In a prospective study, tumours from 221 patients were studied for the expression of CK20 and Ki-67 by immunohistochemistry, and FGFR3 status by SNaPshot mutation detection. Staging and grading were performed according to the WHO classification systems of 1973 and 2004.

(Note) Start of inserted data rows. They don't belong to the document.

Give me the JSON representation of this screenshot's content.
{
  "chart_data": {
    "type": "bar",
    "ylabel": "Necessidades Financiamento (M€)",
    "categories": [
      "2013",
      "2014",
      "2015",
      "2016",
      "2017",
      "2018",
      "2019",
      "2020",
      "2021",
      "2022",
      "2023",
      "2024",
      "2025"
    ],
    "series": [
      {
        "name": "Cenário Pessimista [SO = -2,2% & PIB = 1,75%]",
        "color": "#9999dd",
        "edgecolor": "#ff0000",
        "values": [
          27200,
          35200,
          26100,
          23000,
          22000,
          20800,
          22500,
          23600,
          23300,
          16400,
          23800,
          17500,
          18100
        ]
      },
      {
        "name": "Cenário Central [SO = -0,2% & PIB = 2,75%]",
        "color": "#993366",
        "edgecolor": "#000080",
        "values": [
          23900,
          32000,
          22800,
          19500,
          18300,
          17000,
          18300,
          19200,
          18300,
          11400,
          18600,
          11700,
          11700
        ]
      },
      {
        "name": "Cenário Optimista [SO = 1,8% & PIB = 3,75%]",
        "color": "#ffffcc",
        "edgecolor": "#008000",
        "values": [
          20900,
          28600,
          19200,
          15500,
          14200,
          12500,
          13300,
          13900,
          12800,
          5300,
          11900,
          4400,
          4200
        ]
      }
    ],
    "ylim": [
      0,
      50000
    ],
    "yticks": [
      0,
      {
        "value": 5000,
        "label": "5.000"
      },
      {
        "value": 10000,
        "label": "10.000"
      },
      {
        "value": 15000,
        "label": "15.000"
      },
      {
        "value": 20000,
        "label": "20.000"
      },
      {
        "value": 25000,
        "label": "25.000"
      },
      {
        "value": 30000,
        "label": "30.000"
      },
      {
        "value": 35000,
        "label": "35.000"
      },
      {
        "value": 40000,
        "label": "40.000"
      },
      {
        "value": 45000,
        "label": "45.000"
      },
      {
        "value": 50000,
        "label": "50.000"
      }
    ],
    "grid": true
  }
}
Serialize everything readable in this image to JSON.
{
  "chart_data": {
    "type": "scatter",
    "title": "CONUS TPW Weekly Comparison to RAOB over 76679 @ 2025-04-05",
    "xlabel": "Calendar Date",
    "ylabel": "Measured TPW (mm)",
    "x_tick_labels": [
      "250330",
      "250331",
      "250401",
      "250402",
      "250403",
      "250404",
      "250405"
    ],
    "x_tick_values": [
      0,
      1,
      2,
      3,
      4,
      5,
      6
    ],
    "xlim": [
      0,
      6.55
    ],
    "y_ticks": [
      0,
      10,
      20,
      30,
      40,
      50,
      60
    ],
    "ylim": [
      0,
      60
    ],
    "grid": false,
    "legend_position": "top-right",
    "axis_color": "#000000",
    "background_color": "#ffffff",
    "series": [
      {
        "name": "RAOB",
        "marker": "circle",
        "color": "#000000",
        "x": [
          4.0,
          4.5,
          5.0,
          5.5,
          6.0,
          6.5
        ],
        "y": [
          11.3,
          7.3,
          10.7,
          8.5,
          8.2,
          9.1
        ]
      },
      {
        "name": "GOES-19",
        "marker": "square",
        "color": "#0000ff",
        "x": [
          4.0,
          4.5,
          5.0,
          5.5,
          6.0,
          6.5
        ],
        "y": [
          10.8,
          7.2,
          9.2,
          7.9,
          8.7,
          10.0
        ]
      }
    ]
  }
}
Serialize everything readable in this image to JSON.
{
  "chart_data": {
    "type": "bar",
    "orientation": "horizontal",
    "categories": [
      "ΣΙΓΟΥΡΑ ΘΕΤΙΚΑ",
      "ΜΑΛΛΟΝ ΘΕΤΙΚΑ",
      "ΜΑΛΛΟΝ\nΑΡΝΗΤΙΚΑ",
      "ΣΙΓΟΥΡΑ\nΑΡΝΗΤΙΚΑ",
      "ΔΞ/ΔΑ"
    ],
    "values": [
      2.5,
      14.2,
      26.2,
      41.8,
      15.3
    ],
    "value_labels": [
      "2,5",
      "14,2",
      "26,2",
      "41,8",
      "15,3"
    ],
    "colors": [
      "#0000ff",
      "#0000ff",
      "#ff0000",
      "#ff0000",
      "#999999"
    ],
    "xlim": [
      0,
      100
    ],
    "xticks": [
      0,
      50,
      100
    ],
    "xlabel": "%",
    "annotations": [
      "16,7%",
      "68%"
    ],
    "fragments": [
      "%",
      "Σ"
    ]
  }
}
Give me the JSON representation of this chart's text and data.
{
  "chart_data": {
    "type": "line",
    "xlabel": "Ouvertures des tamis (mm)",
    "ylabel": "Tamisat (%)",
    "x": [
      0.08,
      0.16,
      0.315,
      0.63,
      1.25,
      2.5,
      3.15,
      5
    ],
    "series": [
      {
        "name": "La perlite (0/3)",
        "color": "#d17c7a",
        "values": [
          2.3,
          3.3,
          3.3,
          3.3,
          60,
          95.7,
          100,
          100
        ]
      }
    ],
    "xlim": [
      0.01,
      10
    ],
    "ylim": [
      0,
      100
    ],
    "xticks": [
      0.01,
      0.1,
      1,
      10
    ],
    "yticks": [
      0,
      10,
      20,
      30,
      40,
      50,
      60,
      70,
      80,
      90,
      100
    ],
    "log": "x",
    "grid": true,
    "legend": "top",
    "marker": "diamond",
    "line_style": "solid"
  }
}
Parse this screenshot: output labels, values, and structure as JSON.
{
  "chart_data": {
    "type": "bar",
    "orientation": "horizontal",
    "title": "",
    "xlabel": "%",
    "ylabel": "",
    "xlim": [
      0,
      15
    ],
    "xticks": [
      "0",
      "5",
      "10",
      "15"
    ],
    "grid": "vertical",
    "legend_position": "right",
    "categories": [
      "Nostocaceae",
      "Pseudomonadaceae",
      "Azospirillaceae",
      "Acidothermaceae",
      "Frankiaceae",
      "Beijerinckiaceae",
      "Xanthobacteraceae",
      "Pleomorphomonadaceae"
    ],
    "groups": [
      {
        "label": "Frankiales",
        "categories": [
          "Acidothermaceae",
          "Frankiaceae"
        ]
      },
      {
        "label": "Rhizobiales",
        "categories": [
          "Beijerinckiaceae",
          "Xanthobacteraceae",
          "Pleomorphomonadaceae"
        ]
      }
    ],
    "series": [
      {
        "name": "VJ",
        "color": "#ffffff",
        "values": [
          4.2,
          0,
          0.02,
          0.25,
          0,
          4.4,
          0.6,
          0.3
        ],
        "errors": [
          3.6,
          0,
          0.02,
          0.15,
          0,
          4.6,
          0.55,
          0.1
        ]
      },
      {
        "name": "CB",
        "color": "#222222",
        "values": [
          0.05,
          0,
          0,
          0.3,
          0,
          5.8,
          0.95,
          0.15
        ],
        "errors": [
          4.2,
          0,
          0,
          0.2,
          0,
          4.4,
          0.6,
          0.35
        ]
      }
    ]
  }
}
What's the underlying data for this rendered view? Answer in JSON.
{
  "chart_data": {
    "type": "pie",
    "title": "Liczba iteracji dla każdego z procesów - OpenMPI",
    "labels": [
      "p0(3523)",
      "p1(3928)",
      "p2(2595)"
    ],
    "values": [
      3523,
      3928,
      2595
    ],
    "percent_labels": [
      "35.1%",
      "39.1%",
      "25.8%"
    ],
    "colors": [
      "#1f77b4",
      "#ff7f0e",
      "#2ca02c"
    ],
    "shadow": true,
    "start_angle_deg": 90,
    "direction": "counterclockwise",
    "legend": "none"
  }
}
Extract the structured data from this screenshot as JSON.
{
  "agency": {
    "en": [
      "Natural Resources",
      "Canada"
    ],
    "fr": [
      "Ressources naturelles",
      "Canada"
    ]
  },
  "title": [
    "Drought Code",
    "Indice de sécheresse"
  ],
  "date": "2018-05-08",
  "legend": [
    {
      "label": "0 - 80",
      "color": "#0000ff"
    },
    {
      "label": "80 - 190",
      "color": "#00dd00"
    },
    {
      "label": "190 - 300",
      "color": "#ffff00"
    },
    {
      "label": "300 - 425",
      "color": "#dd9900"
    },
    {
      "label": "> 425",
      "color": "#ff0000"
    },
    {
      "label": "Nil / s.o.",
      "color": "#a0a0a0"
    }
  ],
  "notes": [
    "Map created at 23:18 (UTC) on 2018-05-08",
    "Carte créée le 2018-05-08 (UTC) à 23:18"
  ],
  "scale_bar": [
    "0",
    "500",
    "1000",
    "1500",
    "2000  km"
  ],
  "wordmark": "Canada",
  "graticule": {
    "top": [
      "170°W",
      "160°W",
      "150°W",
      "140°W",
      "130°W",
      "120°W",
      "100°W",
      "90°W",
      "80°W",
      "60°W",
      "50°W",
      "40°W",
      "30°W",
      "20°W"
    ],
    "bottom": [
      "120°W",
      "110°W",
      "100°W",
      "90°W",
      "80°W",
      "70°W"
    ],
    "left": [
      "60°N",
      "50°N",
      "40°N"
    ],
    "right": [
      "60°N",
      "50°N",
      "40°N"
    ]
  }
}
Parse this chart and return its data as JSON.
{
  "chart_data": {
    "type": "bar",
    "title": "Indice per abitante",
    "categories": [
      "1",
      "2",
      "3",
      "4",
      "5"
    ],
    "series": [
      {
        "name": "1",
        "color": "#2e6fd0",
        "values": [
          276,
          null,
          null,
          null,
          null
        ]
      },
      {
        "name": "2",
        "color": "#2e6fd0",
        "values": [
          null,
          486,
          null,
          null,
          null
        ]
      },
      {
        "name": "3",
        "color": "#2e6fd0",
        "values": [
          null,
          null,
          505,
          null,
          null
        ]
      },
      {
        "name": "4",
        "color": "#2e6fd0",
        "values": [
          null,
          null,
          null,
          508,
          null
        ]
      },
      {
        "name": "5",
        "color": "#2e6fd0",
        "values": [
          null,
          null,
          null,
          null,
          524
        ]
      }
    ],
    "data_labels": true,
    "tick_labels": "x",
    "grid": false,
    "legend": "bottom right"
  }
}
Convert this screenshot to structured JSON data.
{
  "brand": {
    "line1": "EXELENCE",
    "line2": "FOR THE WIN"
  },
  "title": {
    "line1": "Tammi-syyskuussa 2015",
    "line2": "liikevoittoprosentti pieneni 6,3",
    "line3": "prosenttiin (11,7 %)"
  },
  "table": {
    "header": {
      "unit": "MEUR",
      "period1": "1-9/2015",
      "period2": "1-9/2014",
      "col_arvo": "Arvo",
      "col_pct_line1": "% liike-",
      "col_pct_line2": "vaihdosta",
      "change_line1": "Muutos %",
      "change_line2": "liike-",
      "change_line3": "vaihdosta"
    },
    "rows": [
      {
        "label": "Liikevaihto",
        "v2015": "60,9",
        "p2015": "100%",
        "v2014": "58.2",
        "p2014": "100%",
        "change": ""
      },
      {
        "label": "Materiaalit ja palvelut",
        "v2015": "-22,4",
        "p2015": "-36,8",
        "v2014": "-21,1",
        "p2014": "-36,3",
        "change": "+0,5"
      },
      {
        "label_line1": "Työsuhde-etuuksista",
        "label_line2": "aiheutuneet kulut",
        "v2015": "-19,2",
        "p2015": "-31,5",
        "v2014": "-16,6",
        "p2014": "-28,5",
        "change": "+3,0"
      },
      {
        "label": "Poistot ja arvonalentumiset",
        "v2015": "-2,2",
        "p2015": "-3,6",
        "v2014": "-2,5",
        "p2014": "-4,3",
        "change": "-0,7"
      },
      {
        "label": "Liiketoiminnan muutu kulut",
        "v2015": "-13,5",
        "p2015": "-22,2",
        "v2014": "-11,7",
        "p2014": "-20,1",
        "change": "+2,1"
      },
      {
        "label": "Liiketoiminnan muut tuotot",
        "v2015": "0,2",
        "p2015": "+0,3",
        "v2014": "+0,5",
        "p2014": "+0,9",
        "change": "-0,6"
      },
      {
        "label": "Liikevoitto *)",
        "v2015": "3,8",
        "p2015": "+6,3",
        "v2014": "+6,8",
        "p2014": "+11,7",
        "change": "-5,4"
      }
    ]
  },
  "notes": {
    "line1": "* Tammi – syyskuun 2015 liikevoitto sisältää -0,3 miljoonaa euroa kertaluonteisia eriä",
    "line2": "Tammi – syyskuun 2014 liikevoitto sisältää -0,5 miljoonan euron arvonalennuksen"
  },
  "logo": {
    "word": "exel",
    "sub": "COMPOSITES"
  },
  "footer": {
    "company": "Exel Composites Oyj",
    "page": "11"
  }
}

: Median follow-up was 35 mo. Recurrence occurred in 72 of 221 patients. None of the parameters was able to predict disease recurrence. CK20, Ki-67, FGFR3 mutation, molecular grade using FGFR3 mutation analysis and Ki-67, and histological grading and staging were significantly associated with disease progression in stage. In multivariable analyses, WHO 1973 and 2004 grading systems remained statistically significant and independent predictors of progression, with p=0.005 for WHO 1973 and p=0.004 for 2004. FGFR3 status was able to discriminate progressors from nonprogressors in a subset of patients with high-grade UCC (p=0.009).
This is the first prospective study comparing the WHO 1973 and 2004 grading systems. We show that both grading systems contribute valuable independent information. Therefore, it should be considered whether a better grading system could be developed that incorporates essential elements from both. The combination of WHO 2004 grading with FGFR3 status allows a better risk stratification for patients with high-grade non-muscle-invasive UCC.
膀胱非肌层浸润性尿路上皮癌(UCC)的临床管理具有挑战性,因为其具有明显的复发和进展倾向。本研究的目的是探讨世界卫生组织1973年和2004年分级系统以及生物标志物FGFR3、CK20和Ki-67的预后价值。
在一项前瞻性研究中,通过免疫组织化学研究了221例患者肿瘤中CK20和Ki-67的表达,并通过SNaPshot突变检测研究了FGFR3状态。根据世界卫生组织1973年和2004年分类系统进行分期和分级。
中位随访时间为35个月。221例患者中有72例复发。没有任何参数能够预测疾病复发。CK20、Ki-67、FGFR3突变、使用FGFR3突变分析的分子分级和Ki-67,以及组织学分级和分期与分期中的疾病进展显著相关。在多变量分析中,世界卫生组织1973年和2004年分级系统仍然是具有统计学意义的独立进展预测指标,1973年的p值为0.005,2004年的p值为0.004。FGFR3状态能够在一部分高级别UCC患者中区分进展者和非进展者(p=0.009)。
这是第一项比较世界卫生组织1973年和2004年分级系统的前瞻性研究。我们表明这两种分级系统都提供了有价值的独立信息。因此,应该考虑是否可以开发一种更好的分级系统,将两者的关键要素结合起来。世界卫生组织2004年分级与FGFR3状态的结合能够为高级别非肌层浸润性UCC患者提供更好的风险分层。